Exit the King
Chippen Street Theatre
Writer: Eugene Ionesco
Director: Anna Jahjah
March 7-16, 2019
Exit the King, written in 1962, is often described as the most accessible of Ionesco’s plays, and is generally read as a lament for human mortality.
At a time when the focal point of dying has become either having enough insurance to pay for our funeral, or having input into the celebration of our lives after our death, Théâtre Excentrique’s Exit the King sees death as an opportunity to relinquish control and go gently and beautifully into that dark night.

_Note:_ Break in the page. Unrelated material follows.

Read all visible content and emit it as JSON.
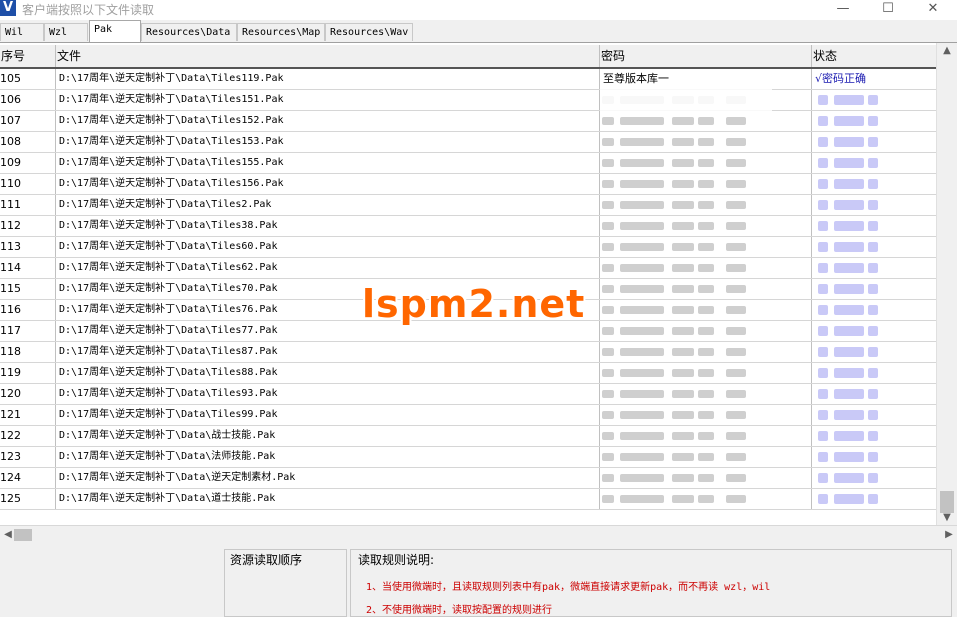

We are informed at the opening by the steely Queen Marguerite (a splendid Kirsty Jordan) that the 483 year-old King Berenger (Leof Kingsford-Smith) must die before the end of the play, and the play itself becomes his journey to the point where he accepts death. A difficult role in the sense that we find it difficult to like Berenger – he is tyrannical, callous, ridiculous and whiney – Kingsford-Smith maintains our concern by conveying the depth of his fear at the prospect of death.
His “court” has greatly diminished and consists of a panicky long-legged maid-of-all-work, Juliet (Alison Windsor), an insanely cheery guard/herald (Josef Schneider), who at regular intervals announces the king’s contradictory wishes or state of mind to the audience’s amusement, a doctor/executioner/astrologist (Gerry Sont), who tries to appear professional amid accelerating chaos, and Berenger’s two queens, Marguerite and Marie, his second and younger wife. From them we learn that the realm and its many people were once thriving, and references are made to a widening “crack”.

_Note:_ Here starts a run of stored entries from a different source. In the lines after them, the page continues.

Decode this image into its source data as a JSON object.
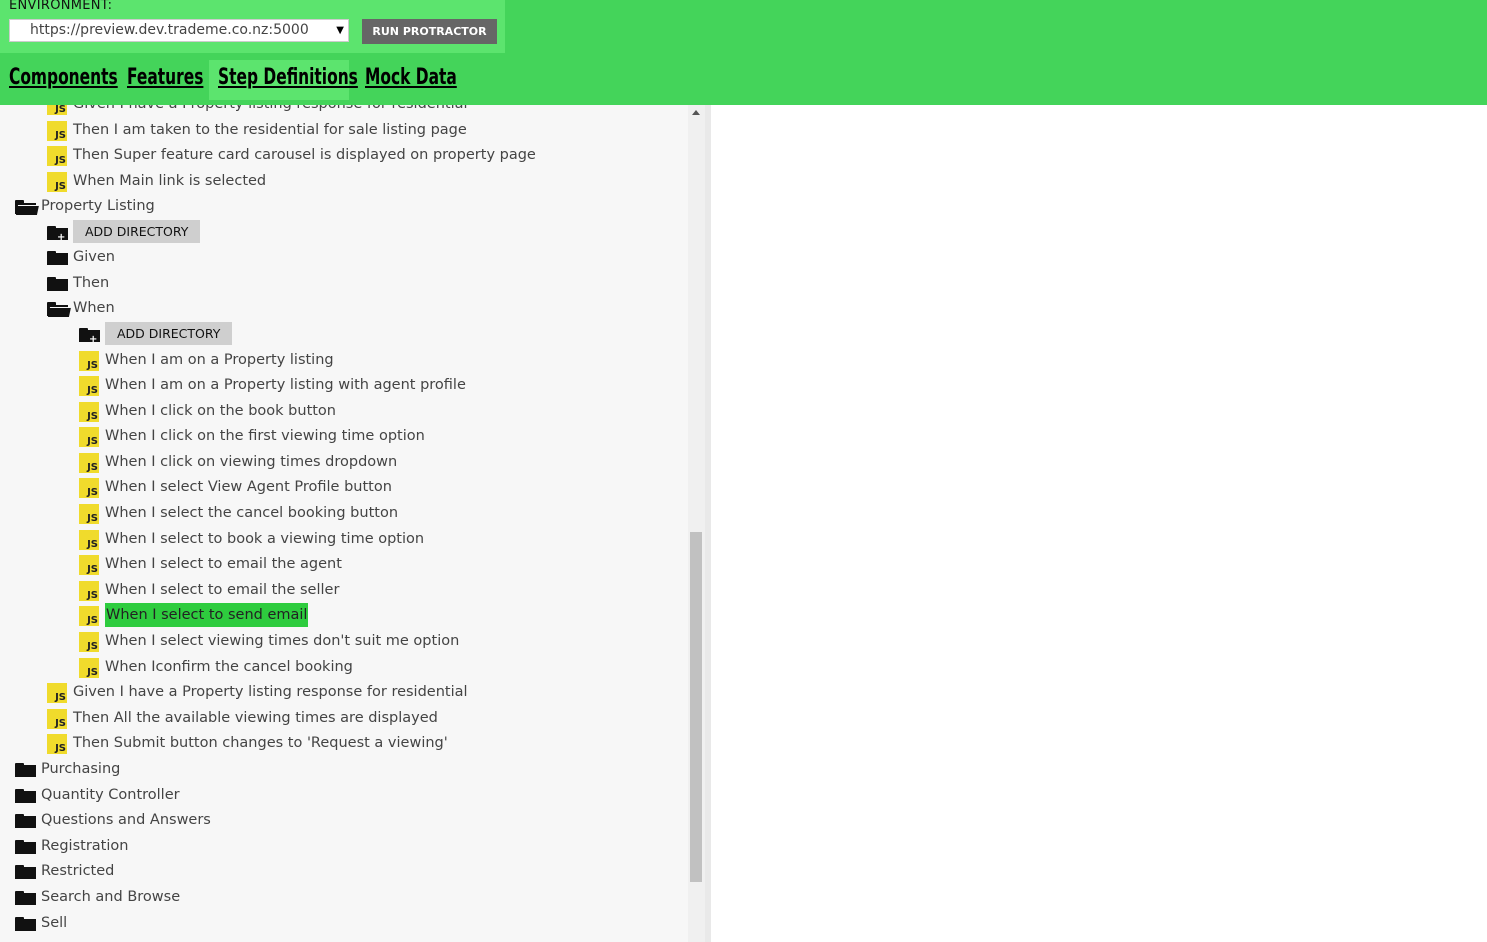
{
  "environment": {
    "label": "ENVIRONMENT:",
    "selected": "https://preview.dev.trademe.co.nz:5000",
    "run_button": "RUN PROTRACTOR"
  },
  "tabs": [
    "Components",
    "Features",
    "Step Definitions",
    "Mock Data"
  ],
  "active_tab": "Step Definitions",
  "tree": {
    "r0": "Given I have a Property listing response for residential",
    "r1": "Then I am taken to the residential for sale listing page",
    "r2": "Then Super feature card carousel is displayed on property page",
    "r3": "When Main link is selected",
    "r4": "Property Listing",
    "r5": "ADD DIRECTORY",
    "r6": "Given",
    "r7": "Then",
    "r8": "When",
    "r9": "ADD DIRECTORY",
    "r10": "When I am on a Property listing",
    "r11": "When I am on a Property listing with agent profile",
    "r12": "When I click on the book button",
    "r13": "When I click on the first viewing time option",
    "r14": "When I click on viewing times dropdown",
    "r15": "When I select View Agent Profile button",
    "r16": "When I select the cancel booking button",
    "r17": "When I select to book a viewing time option",
    "r18": "When I select to email the agent",
    "r19": "When I select to email the seller",
    "r20": "When I select to send email",
    "r21": "When I select viewing times don't suit me option",
    "r22": "When Iconfirm the cancel booking",
    "r23": "Given I have a Property listing response for residential",
    "r24": "Then All the available viewing times are displayed",
    "r25": "Then Submit button changes to 'Request a viewing'",
    "r26": "Purchasing",
    "r27": "Quantity Controller",
    "r28": "Questions and Answers",
    "r29": "Registration",
    "r30": "Restricted",
    "r31": "Search and Browse",
    "r32": "Sell"
  },
  "js_badge": "JS",
  "colors": {
    "header": "#44d45a",
    "highlight": "#2ecc3e",
    "js": "#f0db2c"
  }
}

The declining state of the realm might be seen as a reference to our modern world, threatened as it is by climate change, and the decay of the old order who seem more concerned with perpetuating their own power than resolving our pressing problems. It could be that Queen Marguerite, in a once magnificent crimson dress, is the only individual present capable of taking responsibility and making decisions, but who must tolerate the patriarchal Berenger (whom we learn has murdered her family) slavering over the dewy-eyed, ever optimistic Marie in virginal white and listening to hyperbolic rants lauding his achievements.
His achievements are puzzling as Berenger seems to have all but created the universe, of which he believes himself to be the centre, and it is in meditating on this that the play arrives at its truth. From our egocentric position the universe exists for us to look at, and in that sense we are rulers of all that we can see because we are seeing it. Aging brings an unwelcome correction to this view, as we realise increasingly that our power to exert influence over the world around us begins to wane. The world seems less rather than more familiar: it is seen as in a decline and nothing is as it used to be – not even the heaters.

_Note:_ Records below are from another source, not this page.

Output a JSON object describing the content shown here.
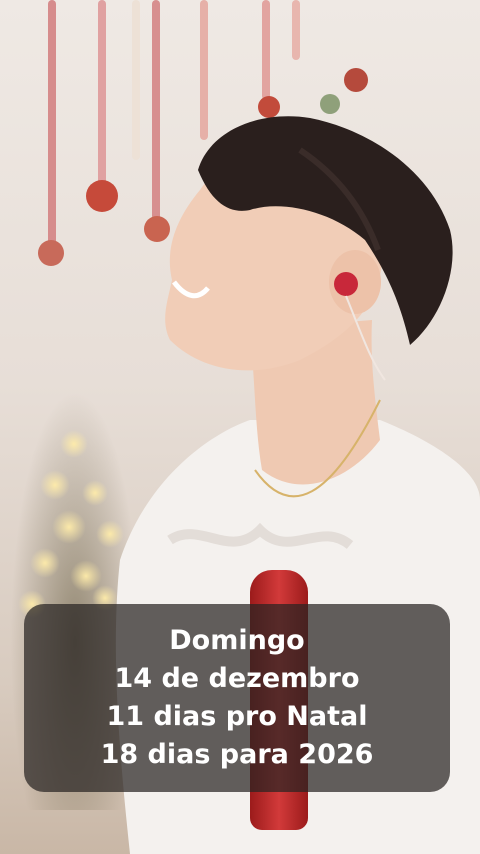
{
  "caption": {
    "line1": "Domingo",
    "line2": "14 de dezembro",
    "line3": "11 dias pro Natal",
    "line4": "18 dias para 2026"
  },
  "colors": {
    "overlay": "#28242299",
    "text": "#ffffff",
    "microphone": "#c62f2f"
  }
}
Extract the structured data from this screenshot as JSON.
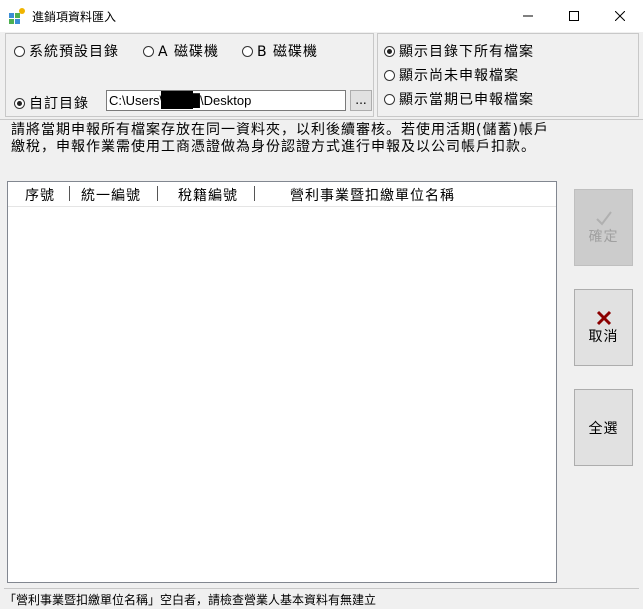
{
  "window": {
    "title": "進銷項資料匯入",
    "icon": "app-grid-icon",
    "controls": [
      "minimize-icon",
      "maximize-icon",
      "close-icon"
    ]
  },
  "source_options": {
    "default_dir": "系統預設目錄",
    "drive_a": "A 磁碟機",
    "drive_b": "B 磁碟機",
    "custom_dir": "自訂目錄",
    "selected": "custom_dir"
  },
  "path": {
    "value": "C:\\Users\\████\\Desktop",
    "browse_label": "..."
  },
  "file_filter": {
    "all_files": "顯示目錄下所有檔案",
    "not_filed": "顯示尚未申報檔案",
    "filed_current": "顯示當期已申報檔案",
    "selected": "all_files"
  },
  "notice": {
    "line1": "請將當期申報所有檔案存放在同一資料夾，以利後續審核。若使用活期(儲蓄)帳戶",
    "line2": "繳稅，申報作業需使用工商憑證做為身份認證方式進行申報及以公司帳戶扣款。"
  },
  "table": {
    "columns": [
      "序號",
      "統一編號",
      "稅籍編號",
      "營利事業暨扣繳單位名稱"
    ],
    "rows": []
  },
  "buttons": {
    "confirm": "確定",
    "cancel": "取消",
    "select_all": "全選"
  },
  "status_text": "「營利事業暨扣繳單位名稱」空白者，請檢查營業人基本資料有無建立",
  "colors": {
    "cancel_icon": "#8b0000",
    "disabled_text": "#a0a0a0"
  }
}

In speaking of death as a departure from life, it is implied that we are still somehow pro-active, taking our leave of it. However, as it is so movingly portrayed in Exit the King our death is the moment that life leaves us. Berenger’s entourage leaves one by one, apologetic, regretful but in obedience to an inexplicable force. Only Marguerite remains after his world has vanished, encouraging and cajoling him, teaching him how to take the first tremulous steps into death, then she too has gone. In this sense, Berenger’s death is the death of everything he has seen and been.
In Anna Jahjah’s subtle but often brutally funny production, Ionesco’s familiar mixture of farce and the tragic is fully acknowledged but there is also a lovely element of the lyrical that lifts the spirits as the performance fades away into the stars rather than ends. We have plenty to consider, our own deaths which we would probably rather not, and to what extent we can live in a more generous way.
Once again Théâtre Excentrique has given us a deeply thoughtful performance chosen with an eye to the treasures of the past, their relevance to the present and their importance to the future. Jahjah is well supported by her crew of creatives and by the commitment of the talented cast to her vision.